Rosemary decided not to debate with the boy. He had been through enough.
“All right. I’ll put the box back under the tarp in the basement. But I would like to take it with me when I go. I thought Robin could use it for some of her art supplies.”
“She can’t have it,” Stephen yelled.
“Mom, I don’t want the stupid box. I just want to watch the show right now.”
“Okay, I’m sorry, Stephen. It was your mother’s box, and if you want to keep it, I shouldn’t take it. I’ll put it downstairs later, or would you like me to leave it in your room?”
“Now. Put it back in the basement now.” Stephen’s stern voice sounded too adult, which grated on Rosemary.
She had to take several deep breaths before she agreed.
“By the way, where’s the broom and a dustpan?”
“The kitchen cupboard,” he answered calmly.
“Go back to your show. I’m on my way to the basement.”
Rosemary made a detour to the kitchen. On her way out she caught sight of Stephen still standing at the living room threshold, waiting for her to return the box. She waved the broom and dustpan at him and headed back down the stairs.
A stillness settled over the basement. She found it difficult catching her breath, and the ceiling light seemed dimmer.
She could have sworn the bulb grew brighter when she slipped the box back under the tarp. The tarp almost moved of its own accord, carefully assisting Rosemary in covering the box.
“Shit, Cathy, what were you doing down here?”

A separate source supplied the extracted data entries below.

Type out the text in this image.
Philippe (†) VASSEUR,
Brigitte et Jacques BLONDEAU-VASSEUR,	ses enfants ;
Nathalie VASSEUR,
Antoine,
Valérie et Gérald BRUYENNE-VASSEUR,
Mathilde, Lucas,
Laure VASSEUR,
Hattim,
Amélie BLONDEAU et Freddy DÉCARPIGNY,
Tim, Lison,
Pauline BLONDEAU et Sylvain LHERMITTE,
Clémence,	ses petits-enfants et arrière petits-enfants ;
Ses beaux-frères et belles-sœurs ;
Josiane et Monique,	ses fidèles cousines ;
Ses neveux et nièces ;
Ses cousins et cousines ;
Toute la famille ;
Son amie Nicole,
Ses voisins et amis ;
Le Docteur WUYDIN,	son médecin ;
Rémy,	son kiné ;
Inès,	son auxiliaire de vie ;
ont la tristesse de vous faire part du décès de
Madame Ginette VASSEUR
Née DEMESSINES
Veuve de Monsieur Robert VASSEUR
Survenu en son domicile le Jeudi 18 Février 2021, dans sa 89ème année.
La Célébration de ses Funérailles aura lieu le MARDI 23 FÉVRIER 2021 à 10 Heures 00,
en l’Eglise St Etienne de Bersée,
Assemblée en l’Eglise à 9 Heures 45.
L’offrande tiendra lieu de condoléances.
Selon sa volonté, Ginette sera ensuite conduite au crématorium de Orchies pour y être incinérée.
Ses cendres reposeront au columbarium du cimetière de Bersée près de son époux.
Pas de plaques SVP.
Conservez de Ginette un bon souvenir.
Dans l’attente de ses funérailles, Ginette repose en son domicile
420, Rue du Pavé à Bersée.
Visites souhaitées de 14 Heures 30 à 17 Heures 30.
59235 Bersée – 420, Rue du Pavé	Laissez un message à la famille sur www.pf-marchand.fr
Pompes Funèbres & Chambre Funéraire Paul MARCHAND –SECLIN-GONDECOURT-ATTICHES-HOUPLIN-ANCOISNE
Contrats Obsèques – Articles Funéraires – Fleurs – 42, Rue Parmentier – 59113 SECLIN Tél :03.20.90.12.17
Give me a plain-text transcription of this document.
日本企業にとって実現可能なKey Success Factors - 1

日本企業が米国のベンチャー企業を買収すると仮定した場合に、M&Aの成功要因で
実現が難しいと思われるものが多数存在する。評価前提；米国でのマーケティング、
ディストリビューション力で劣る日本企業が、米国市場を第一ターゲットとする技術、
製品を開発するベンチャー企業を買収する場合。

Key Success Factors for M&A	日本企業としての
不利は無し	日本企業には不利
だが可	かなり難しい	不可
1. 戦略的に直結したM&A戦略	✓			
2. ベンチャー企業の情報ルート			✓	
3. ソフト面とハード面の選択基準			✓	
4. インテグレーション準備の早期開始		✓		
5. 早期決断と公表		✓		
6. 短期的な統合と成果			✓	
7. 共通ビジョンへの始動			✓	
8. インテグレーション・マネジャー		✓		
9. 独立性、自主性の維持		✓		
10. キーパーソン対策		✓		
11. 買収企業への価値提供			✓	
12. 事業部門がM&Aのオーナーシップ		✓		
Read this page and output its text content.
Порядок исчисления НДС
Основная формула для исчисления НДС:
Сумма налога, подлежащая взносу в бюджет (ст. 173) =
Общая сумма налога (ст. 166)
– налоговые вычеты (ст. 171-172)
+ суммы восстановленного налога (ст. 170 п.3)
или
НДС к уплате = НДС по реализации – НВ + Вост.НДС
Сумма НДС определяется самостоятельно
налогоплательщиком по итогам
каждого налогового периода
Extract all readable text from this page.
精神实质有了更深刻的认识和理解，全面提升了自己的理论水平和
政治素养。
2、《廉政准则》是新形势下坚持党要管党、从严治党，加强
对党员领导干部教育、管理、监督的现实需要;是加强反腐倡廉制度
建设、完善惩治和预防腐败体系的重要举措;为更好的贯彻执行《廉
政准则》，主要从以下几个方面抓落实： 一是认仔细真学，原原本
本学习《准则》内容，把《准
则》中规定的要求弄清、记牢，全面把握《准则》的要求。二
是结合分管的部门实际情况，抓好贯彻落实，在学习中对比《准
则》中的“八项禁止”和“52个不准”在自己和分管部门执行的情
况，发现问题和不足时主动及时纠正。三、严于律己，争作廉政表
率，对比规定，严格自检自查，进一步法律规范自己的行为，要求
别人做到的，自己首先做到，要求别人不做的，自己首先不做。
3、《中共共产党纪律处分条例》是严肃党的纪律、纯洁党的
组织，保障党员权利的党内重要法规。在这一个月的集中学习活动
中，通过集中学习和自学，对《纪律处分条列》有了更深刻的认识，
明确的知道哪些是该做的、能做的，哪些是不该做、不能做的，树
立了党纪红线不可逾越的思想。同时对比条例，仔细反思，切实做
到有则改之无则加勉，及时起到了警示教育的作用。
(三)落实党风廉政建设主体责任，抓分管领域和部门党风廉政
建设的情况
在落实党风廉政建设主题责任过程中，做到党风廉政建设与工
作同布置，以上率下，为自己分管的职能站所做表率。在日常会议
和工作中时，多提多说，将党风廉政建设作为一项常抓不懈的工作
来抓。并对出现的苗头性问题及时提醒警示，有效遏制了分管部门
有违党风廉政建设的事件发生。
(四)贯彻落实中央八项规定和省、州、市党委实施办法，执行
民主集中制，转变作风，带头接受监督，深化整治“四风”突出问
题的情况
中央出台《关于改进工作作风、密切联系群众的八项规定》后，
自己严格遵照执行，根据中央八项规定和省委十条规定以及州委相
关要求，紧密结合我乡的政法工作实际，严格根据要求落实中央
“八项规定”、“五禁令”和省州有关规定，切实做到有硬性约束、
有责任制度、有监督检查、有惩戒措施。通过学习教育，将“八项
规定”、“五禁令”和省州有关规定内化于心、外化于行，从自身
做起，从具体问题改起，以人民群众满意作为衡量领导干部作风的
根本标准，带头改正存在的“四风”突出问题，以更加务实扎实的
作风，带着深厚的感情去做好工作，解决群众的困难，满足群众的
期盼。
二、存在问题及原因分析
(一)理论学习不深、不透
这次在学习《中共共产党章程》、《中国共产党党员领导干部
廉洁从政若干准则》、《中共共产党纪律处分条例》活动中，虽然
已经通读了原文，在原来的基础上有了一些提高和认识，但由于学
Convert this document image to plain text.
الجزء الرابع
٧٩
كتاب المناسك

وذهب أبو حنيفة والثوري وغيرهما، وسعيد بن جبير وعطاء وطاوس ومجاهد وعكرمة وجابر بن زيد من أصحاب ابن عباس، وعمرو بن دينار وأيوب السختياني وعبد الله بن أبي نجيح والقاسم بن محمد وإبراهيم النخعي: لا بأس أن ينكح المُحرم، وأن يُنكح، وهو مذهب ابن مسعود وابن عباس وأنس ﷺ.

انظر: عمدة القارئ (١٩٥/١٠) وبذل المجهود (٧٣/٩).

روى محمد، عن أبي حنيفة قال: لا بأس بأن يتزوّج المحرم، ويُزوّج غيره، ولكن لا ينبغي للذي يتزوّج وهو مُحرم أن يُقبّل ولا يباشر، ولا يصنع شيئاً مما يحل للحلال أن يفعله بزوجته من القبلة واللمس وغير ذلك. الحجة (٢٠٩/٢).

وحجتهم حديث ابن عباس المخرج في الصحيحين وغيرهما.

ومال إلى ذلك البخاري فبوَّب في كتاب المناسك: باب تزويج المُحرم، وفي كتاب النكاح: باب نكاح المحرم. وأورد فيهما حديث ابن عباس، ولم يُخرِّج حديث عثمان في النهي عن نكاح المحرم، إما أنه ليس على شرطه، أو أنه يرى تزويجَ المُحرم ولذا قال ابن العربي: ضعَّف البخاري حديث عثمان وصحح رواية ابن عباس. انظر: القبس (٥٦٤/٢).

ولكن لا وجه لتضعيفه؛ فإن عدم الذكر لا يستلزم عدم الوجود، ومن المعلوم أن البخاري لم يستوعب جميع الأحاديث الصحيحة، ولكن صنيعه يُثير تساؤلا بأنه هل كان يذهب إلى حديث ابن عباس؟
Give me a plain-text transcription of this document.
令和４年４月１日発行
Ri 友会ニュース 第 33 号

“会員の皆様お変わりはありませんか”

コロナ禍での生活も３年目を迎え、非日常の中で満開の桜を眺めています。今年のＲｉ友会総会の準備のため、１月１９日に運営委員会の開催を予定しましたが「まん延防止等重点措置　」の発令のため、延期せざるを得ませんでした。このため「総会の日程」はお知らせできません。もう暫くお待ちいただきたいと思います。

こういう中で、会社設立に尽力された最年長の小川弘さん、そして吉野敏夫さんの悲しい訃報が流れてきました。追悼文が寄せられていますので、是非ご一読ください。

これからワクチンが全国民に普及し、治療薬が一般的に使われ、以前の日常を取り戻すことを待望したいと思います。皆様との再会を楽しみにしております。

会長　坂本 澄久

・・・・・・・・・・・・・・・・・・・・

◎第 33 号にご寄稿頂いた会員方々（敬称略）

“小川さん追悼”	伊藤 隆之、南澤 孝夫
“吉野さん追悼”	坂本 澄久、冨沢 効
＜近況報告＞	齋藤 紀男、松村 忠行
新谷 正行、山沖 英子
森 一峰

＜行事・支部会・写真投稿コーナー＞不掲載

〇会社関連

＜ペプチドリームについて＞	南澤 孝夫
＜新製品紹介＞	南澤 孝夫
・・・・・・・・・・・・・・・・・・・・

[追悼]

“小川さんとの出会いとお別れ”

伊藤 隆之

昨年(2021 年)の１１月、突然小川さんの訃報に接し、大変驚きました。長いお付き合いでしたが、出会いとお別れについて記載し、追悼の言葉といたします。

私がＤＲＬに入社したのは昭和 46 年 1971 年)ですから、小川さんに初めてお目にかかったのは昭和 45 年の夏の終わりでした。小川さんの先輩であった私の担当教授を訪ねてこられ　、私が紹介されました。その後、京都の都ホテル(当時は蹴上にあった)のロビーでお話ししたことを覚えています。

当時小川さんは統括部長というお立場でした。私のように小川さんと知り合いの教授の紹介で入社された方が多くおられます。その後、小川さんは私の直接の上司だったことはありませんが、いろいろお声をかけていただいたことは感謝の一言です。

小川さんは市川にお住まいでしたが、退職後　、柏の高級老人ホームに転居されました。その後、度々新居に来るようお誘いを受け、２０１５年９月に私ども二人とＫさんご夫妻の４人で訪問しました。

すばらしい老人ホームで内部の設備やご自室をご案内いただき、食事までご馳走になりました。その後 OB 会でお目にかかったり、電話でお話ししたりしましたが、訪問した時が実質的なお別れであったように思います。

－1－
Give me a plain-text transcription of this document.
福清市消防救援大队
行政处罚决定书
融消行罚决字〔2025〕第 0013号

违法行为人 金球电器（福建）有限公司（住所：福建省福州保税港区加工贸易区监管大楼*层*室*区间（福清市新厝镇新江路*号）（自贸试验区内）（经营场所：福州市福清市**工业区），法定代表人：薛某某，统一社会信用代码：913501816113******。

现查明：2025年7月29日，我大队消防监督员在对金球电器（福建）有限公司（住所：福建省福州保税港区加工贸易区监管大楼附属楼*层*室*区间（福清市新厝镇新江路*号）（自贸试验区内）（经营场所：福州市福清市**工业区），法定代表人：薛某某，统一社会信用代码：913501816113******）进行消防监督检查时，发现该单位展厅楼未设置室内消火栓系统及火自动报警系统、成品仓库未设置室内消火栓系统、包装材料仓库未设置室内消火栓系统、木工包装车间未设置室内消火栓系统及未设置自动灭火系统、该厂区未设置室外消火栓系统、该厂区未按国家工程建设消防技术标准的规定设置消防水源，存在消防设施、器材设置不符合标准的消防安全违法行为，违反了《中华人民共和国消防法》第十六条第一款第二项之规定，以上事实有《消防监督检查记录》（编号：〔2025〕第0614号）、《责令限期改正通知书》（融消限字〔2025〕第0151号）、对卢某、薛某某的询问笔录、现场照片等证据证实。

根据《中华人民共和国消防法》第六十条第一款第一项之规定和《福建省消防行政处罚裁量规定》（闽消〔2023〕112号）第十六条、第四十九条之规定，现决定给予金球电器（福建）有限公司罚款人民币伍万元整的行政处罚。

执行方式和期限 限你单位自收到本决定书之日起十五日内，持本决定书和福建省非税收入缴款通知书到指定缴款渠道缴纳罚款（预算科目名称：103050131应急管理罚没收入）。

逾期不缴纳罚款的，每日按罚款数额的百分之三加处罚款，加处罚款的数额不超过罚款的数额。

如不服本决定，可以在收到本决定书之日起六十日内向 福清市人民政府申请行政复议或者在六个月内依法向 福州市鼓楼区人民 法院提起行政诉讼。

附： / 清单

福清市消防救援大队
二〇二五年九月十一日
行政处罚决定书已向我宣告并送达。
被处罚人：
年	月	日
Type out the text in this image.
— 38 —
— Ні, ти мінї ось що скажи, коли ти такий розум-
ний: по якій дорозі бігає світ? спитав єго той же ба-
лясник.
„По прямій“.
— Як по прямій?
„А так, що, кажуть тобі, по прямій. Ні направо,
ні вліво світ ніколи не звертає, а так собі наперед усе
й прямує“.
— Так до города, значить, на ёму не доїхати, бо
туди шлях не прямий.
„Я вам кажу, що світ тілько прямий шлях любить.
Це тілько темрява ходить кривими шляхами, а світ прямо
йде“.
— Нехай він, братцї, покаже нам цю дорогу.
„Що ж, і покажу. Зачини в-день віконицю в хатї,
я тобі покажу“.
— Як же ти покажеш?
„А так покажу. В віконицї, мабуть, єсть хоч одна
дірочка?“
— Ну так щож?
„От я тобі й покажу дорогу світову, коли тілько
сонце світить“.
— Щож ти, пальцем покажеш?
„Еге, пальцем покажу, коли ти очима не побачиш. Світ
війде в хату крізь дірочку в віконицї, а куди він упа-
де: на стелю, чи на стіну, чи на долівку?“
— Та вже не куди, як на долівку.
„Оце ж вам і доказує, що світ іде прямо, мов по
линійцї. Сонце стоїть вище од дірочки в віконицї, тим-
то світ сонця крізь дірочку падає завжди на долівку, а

A peace settled over the entire basement as she swept up the glass and tension flowed out of her body. As the last scoop of glass fell into the garbage bag, Rosemary’s arms grew weak. Her head ached and her knees buckled, letting her body fall to the floor.
“Leave it.” Stephen’s soft voice awakened her failing senses.
“Robin needs to potty,” he said from the top of the stairs.
Rosemary stood and nodded.
“Bring up the broom and dustpan,” he reminded her as she stood empty handed.
Afraid to bend over because of her dizziness, she asked Stephen to carry them up for her. He obeyed without giving any contradiction.